Exposure to lead (Pb) can induce kidney damage, which is related to induction of oxidative damage and disturbance of intracellular calcium homeostasis. Pb can readily permeate through dihydropyridine-sensitive L-type calcium channels and accumulate within cells. The objective of this study was to investigate protective effects of calcium channel blockers (CCBs) verapamil and nimodipine on nephrotoxicity induced by Pb acetate in mice. One hundred and twenty male mice were randomly divided into 6 groups: control, Pb, low-dose verapamil, high-dose verapamil, low-dose nimodipine and high-dose nimodipine (n = 20 per group). Pb acetate was injected intraperitoneally (i.p.) at 40 mg/kg body weight/day for 10 days to establish the Pb toxicity model. While control mice received saline, mice of the treated groups simultaneously received i.p. injections of verapamil or nimodipine daily for 10 days. Both verapamil and nimodipine showed protection against Pb-induced kidney injury, including alleviation of renal pathological damage and decreasing the level of Pb in kidney homogenate and extent of apoptosis in nephrocytes. Moreover, verapamil and nimodipine significantly down-regulated levels of blood urea nitrogen and creatinine in the serum. In addition, verapamil and nimodipine administration decreased malondialdehyde content and increased activities of super oxide dismutase activity and glutathione peroxidase in the kidney homogenate.
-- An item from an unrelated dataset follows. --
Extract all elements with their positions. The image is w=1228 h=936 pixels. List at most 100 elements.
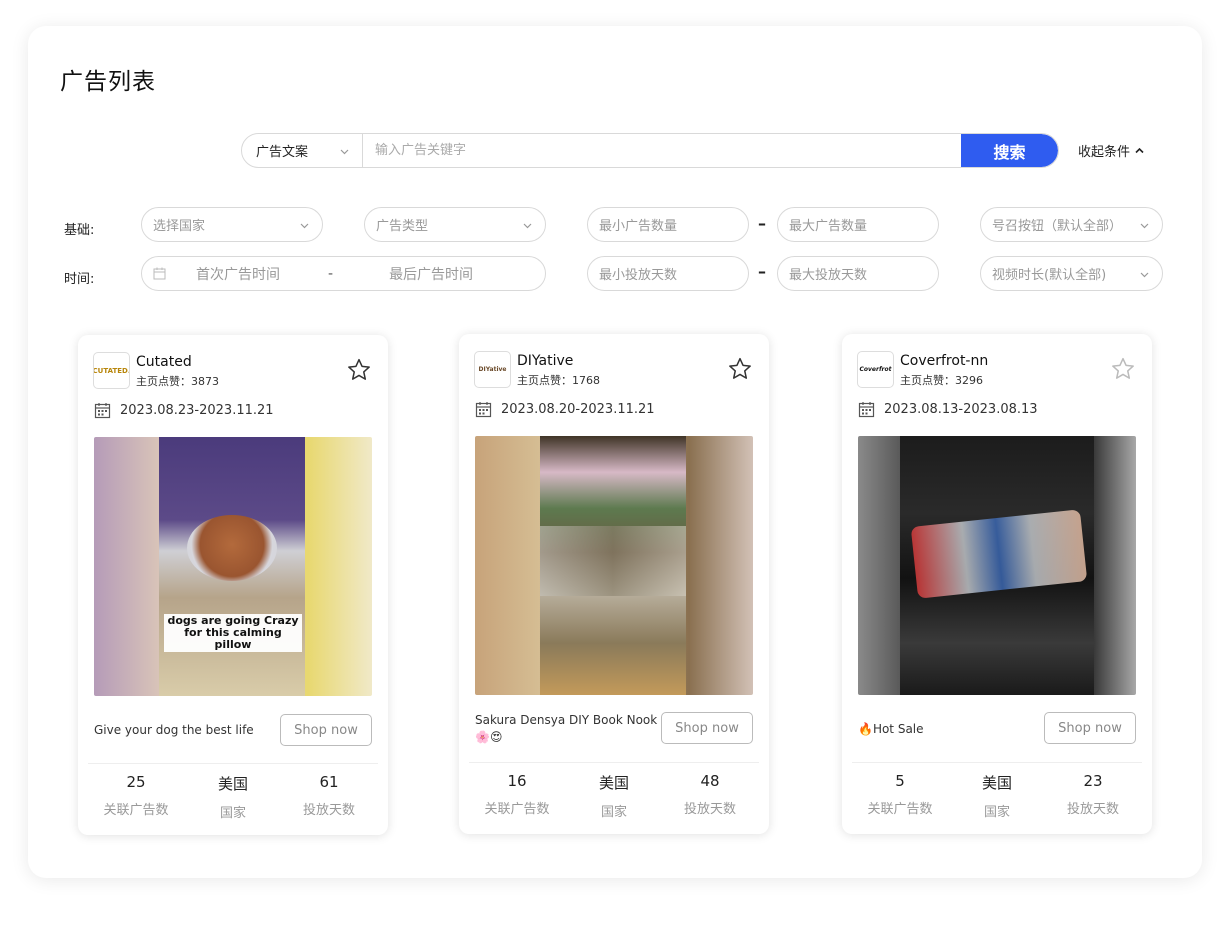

The findings in the present study implicate the therapeutic potential of CCBs for Pb-induced nephrotoxicity, which were at least partly due to the decrease of Pb uptake and inhibition of lipid peroxidation.

► CCBs reduced renal Pb accumulation in mice with Pb-induced kidney damage. ► CCBs alleviated renal pathological damage and nephrocyte apoptosis induced by Pb. ► CCBs inhibited lipid peroxidation induced by Pb. ► CCBs shows the protective effects on Pb-induced nephrotoxicity.